We have no crystal ball and can only present facts as they are today, after all in July 2008 economists were tipping the RBA cash rate was going to break through 8% towards the end of that year and then a little thing called the GFC hit which saw rates over a 6 month period plummet by 4.25%.

Alot of people locked in rates based on this information at the time and missed out on some big interest savings. However simple maths says we are not experience another major plummet like the one during the GFC, after all the current RBA rate is 2.00% so doesn't have much room to go too much lower.

Before locking in your interest rate you should consider your personal circumstances and what your plans and goals are over the period you are considering locking in for. Fixed rates generally have break costs involved so, if you are selling your property during the fixed term, maybe reconsider the term to match in with your plans.

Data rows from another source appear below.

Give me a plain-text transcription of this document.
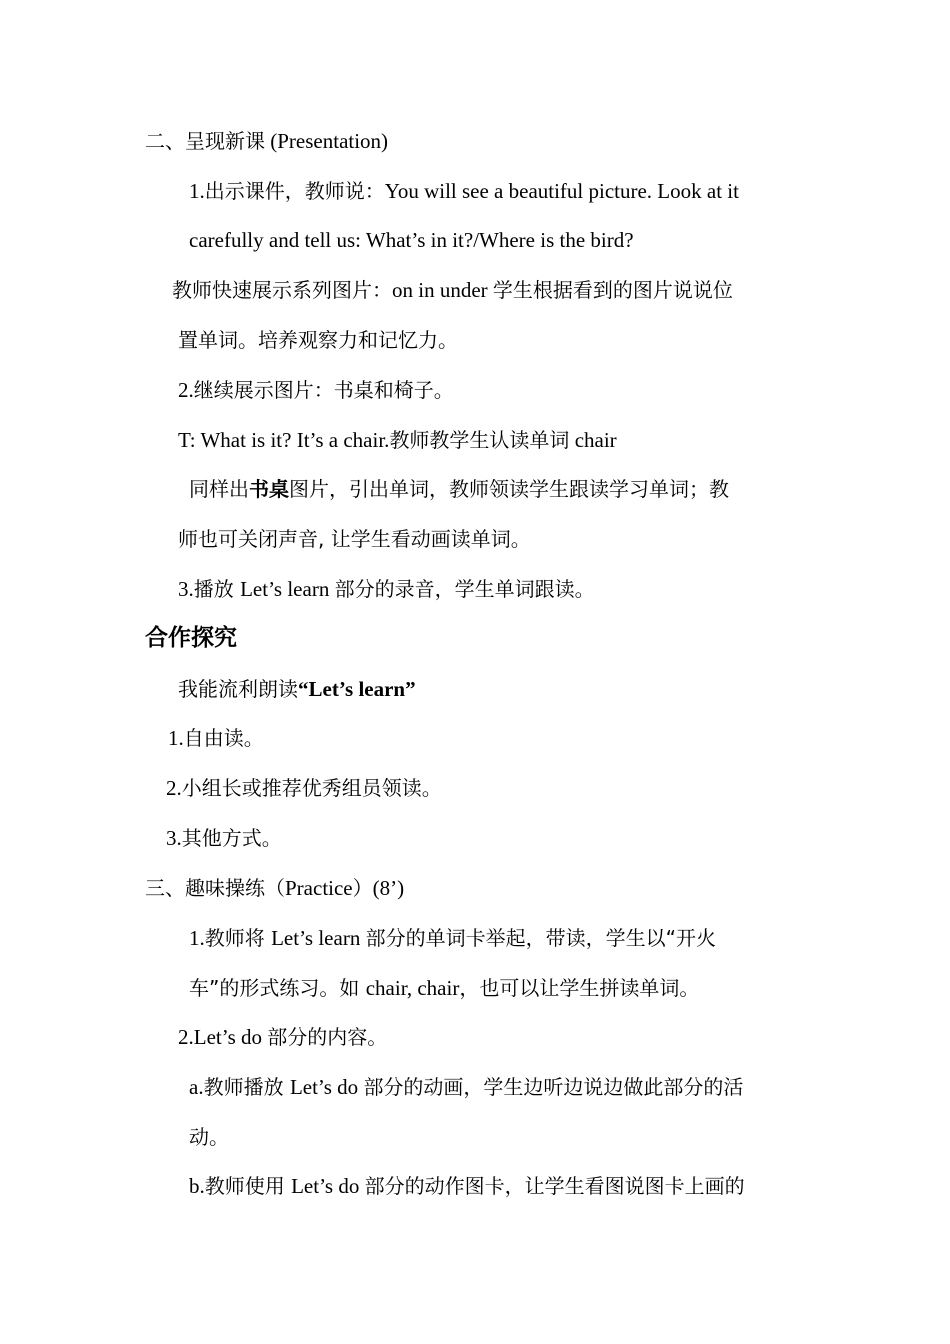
二、呈现新课 (Presentation)
1.出示课件，教师说：You will see a beautiful picture. Look at it
carefully and tell us: What’s in it?/Where is the bird?
教师快速展示系列图片：on in under 学生根据看到的图片说说位
置单词。培养观察力和记忆力。
2.继续展示图片：书桌和椅子。
T: What is it? It’s a chair.教师教学生认读单词 chair
同样出书桌图片，引出单词，教师领读学生跟读学习单词；教
师也可关闭声音, 让学生看动画读单词。
3.播放 Let’s learn 部分的录音，学生单词跟读。
合作探究
我能流利朗读“Let’s learn”
1.自由读。
2.小组长或推荐优秀组员领读。
3.其他方式。
三、趣味操练（Practice）(8’)
1.教师将 Let’s learn 部分的单词卡举起，带读，学生以“开火
车”的形式练习。如 chair, chair，也可以让学生拼读单词。
2.Let’s do 部分的内容。
a.教师播放 Let’s do 部分的动画，学生边听边说边做此部分的活
动。
b.教师使用 Let’s do 部分的动作图卡，让学生看图说图卡上画的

If you are unsure about what you think rates will do, you could consider hedging your bets and fix in half your debt and keep the other half variable. Other people are trying to pay down debt as quickly as possible but still want to protect against rate moves and generally once fixed you are limited to the amount you are able to repay above your normal payments each year. A suggestion here is to consider realistically how much extra you will pay off the principal over the fixed period and leave this amount on variable so you are able to pay off your loan more quickly without penalties, but still have protection on the rest of your core debt.

To fix in or not to fix in is a personal choice and one you should think carefully about before committing to a course of action.